Para evitar tragédias, é fundamental mapear os locais onde o risco é maior. Só que aí vem um obstáculo bem comum no Brasil. Muitas prefeituras não têm mão de obra suficiente para montar e atualizar mapas de risco com frequência. Sem esse “raio X” do território, a cidade reage depois, em vez de se preparar antes.
Um jeito de facilitar esse trabalho é usar métodos que transformam dados do próprio município em um mapa claro e preciso. Um desses métodos é o AHP Gaussiano, ferramenta criada para tomar decisões com vários critérios ao mesmo tempo. Ele é usado em diferentes áreas sempre que é preciso juntar muitas variáveis e chegar a um resultado final.
Para entender de onde ele vem, vale uma explicação rápida. O AHP Gaussiano é uma versão estatística de uma técnica clássica de tomada de decisão chamada AHP, sigla de Analytic Hierarchy Process. Esse método é bastante usado em estudos ambientais porque ajuda a organizar muitos critérios ao mesmo tempo e chegar a um resultado final, como um mapa de risco.
No caso de deslizamentos, a lógica é juntar camadas de informação do território. Inclinação do terreno, tipo de solo, distância até rios, presença de estradas e padrão de chuva são alguns exemplos. Quando essas partes são combinadas, o mapa começa a separar regiões mais frágeis de regiões mais seguras.

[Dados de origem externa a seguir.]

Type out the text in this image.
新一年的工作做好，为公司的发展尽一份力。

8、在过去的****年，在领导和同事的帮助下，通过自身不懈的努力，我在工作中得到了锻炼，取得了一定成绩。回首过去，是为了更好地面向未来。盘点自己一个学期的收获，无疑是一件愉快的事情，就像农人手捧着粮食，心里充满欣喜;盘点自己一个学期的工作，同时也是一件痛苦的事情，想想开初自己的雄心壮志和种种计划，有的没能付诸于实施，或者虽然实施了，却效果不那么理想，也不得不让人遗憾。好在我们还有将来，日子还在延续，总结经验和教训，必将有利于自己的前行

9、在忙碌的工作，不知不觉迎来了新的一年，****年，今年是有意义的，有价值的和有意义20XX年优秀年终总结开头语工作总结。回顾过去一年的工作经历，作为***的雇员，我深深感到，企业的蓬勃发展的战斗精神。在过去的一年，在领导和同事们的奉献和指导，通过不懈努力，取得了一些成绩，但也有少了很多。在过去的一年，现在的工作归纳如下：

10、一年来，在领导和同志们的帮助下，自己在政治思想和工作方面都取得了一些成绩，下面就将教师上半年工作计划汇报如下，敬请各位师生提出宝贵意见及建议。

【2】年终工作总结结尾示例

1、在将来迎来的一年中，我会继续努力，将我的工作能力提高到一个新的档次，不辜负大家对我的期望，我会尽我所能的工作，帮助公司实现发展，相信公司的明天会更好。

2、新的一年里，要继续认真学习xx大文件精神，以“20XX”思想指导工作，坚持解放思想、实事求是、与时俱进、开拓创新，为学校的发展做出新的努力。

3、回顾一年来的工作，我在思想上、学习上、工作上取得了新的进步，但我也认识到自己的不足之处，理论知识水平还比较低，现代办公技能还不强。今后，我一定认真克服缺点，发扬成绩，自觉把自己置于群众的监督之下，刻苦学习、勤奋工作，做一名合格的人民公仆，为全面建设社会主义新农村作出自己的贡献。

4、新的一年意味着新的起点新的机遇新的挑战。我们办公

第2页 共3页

O AHP tradicional costuma depender de especialistas escolhendo o peso de cada fator. Na prática, alguém precisa decidir o que conta mais na hora de montar o mapa. A inclinação do morro pesa mais do que o tipo de solo. Estar perto de um rio é mais importante do que a vegetação local. É uma decisão técnica, mas pode mudar de equipe para equipe. Por isso, dois grupos podem chegar a mapas diferentes, mesmo usando os mesmos dados.

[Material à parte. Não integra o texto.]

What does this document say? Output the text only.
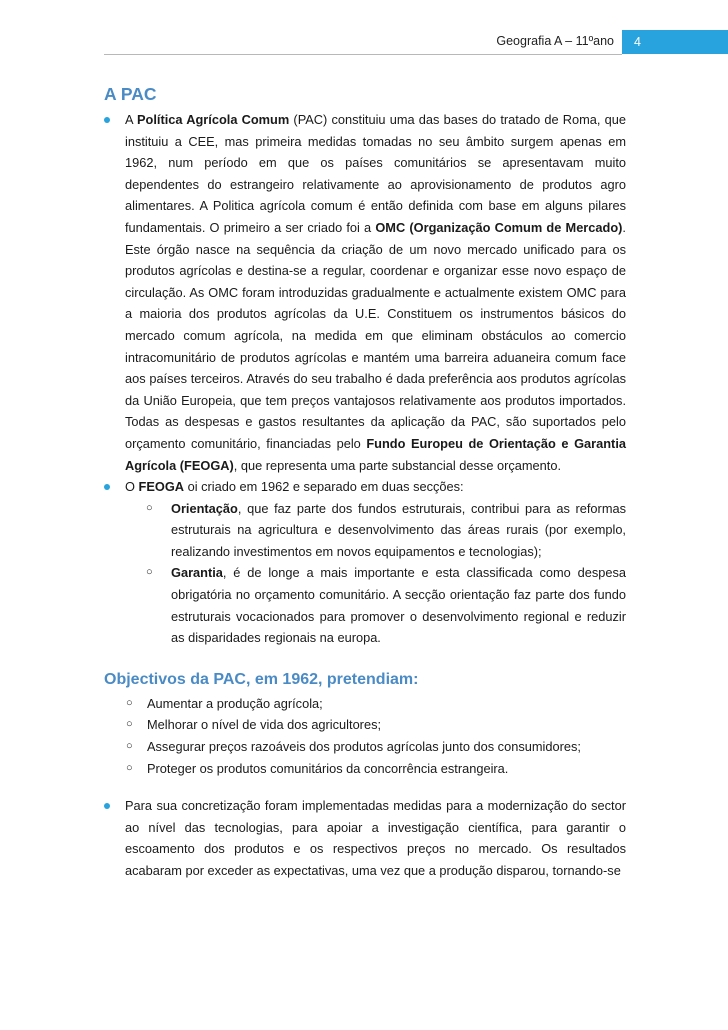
Geografia A – 11ºano	4
A PAC
A Política Agrícola Comum (PAC) constituiu uma das bases do tratado de Roma, que instituiu a CEE, mas primeira medidas tomadas no seu âmbito surgem apenas em 1962, num período em que os países comunitários se apresentavam muito dependentes do estrangeiro relativamente ao aprovisionamento de produtos agro alimentares. A Politica agrícola comum é então definida com base em alguns pilares fundamentais. O primeiro a ser criado foi a OMC (Organização Comum de Mercado). Este órgão nasce na sequência da criação de um novo mercado unificado para os produtos agrícolas e destina-se a regular, coordenar e organizar esse novo espaço de circulação. As OMC foram introduzidas gradualmente e actualmente existem OMC para a maioria dos produtos agrícolas da U.E. Constituem os instrumentos básicos do mercado comum agrícola, na medida em que eliminam obstáculos ao comercio intracomunitário de produtos agrícolas e mantém uma barreira aduaneira comum face aos países terceiros. Através do seu trabalho é dada preferência aos produtos agrícolas da União Europeia, que tem preços vantajosos relativamente aos produtos importados. Todas as despesas e gastos resultantes da aplicação da PAC, são suportados pelo orçamento comunitário, financiadas pelo Fundo Europeu de Orientação e Garantia Agrícola (FEOGA), que representa uma parte substancial desse orçamento.
O FEOGA oi criado em 1962 e separado em duas secções:
○ Orientação, que faz parte dos fundos estruturais, contribui para as reformas estruturais na agricultura e desenvolvimento das áreas rurais (por exemplo, realizando investimentos em novos equipamentos e tecnologias);
○ Garantia, é de longe a mais importante e esta classificada como despesa obrigatória no orçamento comunitário. A secção orientação faz parte dos fundo estruturais vocacionados para promover o desenvolvimento regional e reduzir as disparidades regionais na europa.
Objectivos da PAC, em 1962, pretendiam:
○ Aumentar a produção agrícola;
○ Melhorar o nível de vida dos agricultores;
○ Assegurar preços razoáveis dos produtos agrícolas junto dos consumidores;
○ Proteger os produtos comunitários da concorrência estrangeira.
Para sua concretização foram implementadas medidas para a modernização do sector ao nível das tecnologias, para apoiar a investigação científica, para garantir o escoamento dos produtos e os respectivos preços no mercado. Os resultados acabaram por exceder as expectativas, uma vez que a produção disparou, tornando-se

Já o AHP Gaussiano tenta reduzir essa variação usando números simples dos próprios dados. Se um fator varia bastante no mapa e faz diferença na hora de distinguir risco, ele entra com mais força no resultado. Se quase não muda de um lugar para outro e pouco altera o desenho do risco, ele entra com menos força. Assim, o método fica mais padronizado e mais fácil de repetir em outras regiões.

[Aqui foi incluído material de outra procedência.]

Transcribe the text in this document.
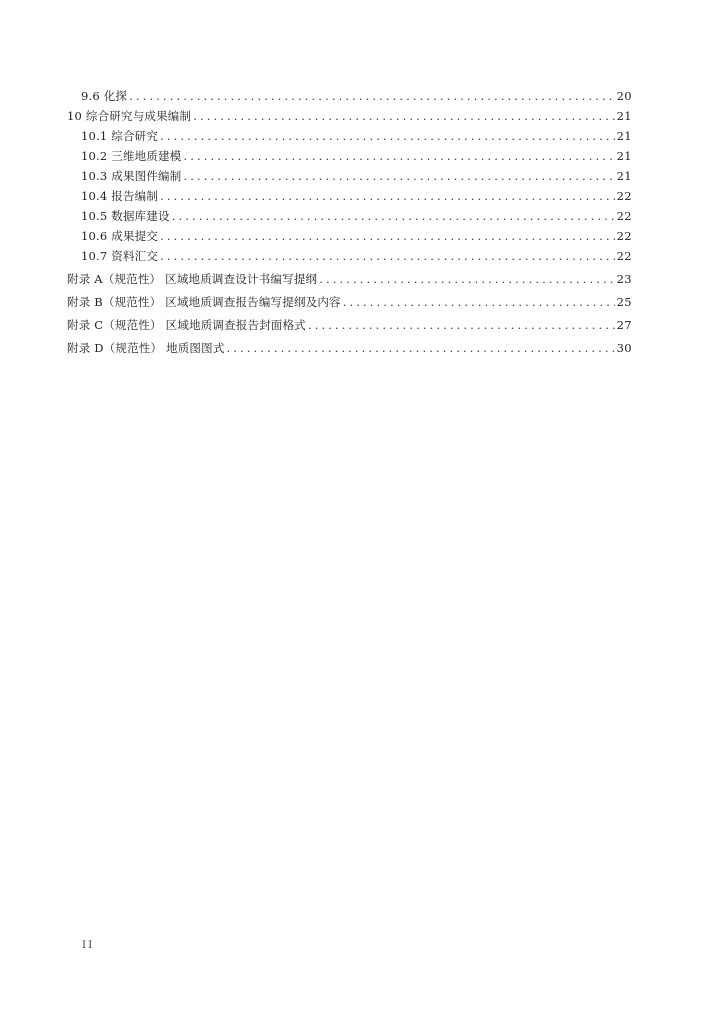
9.6 化探 .....	20
10 综合研究与成果编制 .....	21
10.1 综合研究 .....	21
10.2 三维地质建模 .....	21
10.3 成果图件编制 .....	21
10.4 报告编制 .....	22
10.5 数据库建设 .....	22
10.6 成果提交 .....	22
10.7 资料汇交 .....	22
附录 A（规范性） 区域地质调查设计书编写提纲 .....	23
附录 B（规范性） 区域地质调查报告编写提纲及内容 .....	25
附录 C（规范性） 区域地质调查报告封面格式 .....	27
附录 D（规范性） 地质图图式 .....	30
II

Essa abordagem foi testada em São Sebastião, no litoral norte de São Paulo, com um conjunto grande de informações ambientais e urbanas e registros de deslizamentos ligados às chuvas extremas de fevereiro de 2023. Na comparação direta com o método tradicional, os dois identificaram as áreas mais críticas. A versão gaussiana, porém, organizou melhor as áreas intermediárias, onde o risco não é tão óbvio. O mapa final ficou menos confuso e deu destaque a pontos que aparecem com frequência em ocorrências reais, como trechos próximos a rios e estradas.

Área de estudo em São Sebastião (SP) e regiões afetadas por deslizamentos durante o evento extremo de fevereiro de 2023. Imagem: Reprodução / Artigo Scientific Reports

Distribuição da densidade de deslizamentos nas classes de risco segundo os dois métodos. Imagem: Reprodução / Artigo Scientific Reports
O ponto principal é o uso prático. Um mapa mais fácil de ler ajuda a prefeitura a decidir onde agir primeiro. Ele pode orientar obras de drenagem e contenção, indicar onde novas construções precisam de mais regras e apoiar planos de alerta e defesa civil. Tudo isso sem exigir uma estrutura enorme para funcionar.
Também vale um cuidado. O AHP Gaussiano não substitui modelos mais avançados, como alguns sistemas de inteligência artificial, que podem chegar a mais precisão em certos cenários. Só que essas soluções costumam exigir muito mais dados e profissionais especializados, algo fora da realidade de muitos municípios.
No fim, deslizamento é chuva quando encontra um território vulnerável. Quando fica mais simples transformar dados em mapas confiáveis, as decisões têm mais chance de acontecer antes da tragédia, e não depois.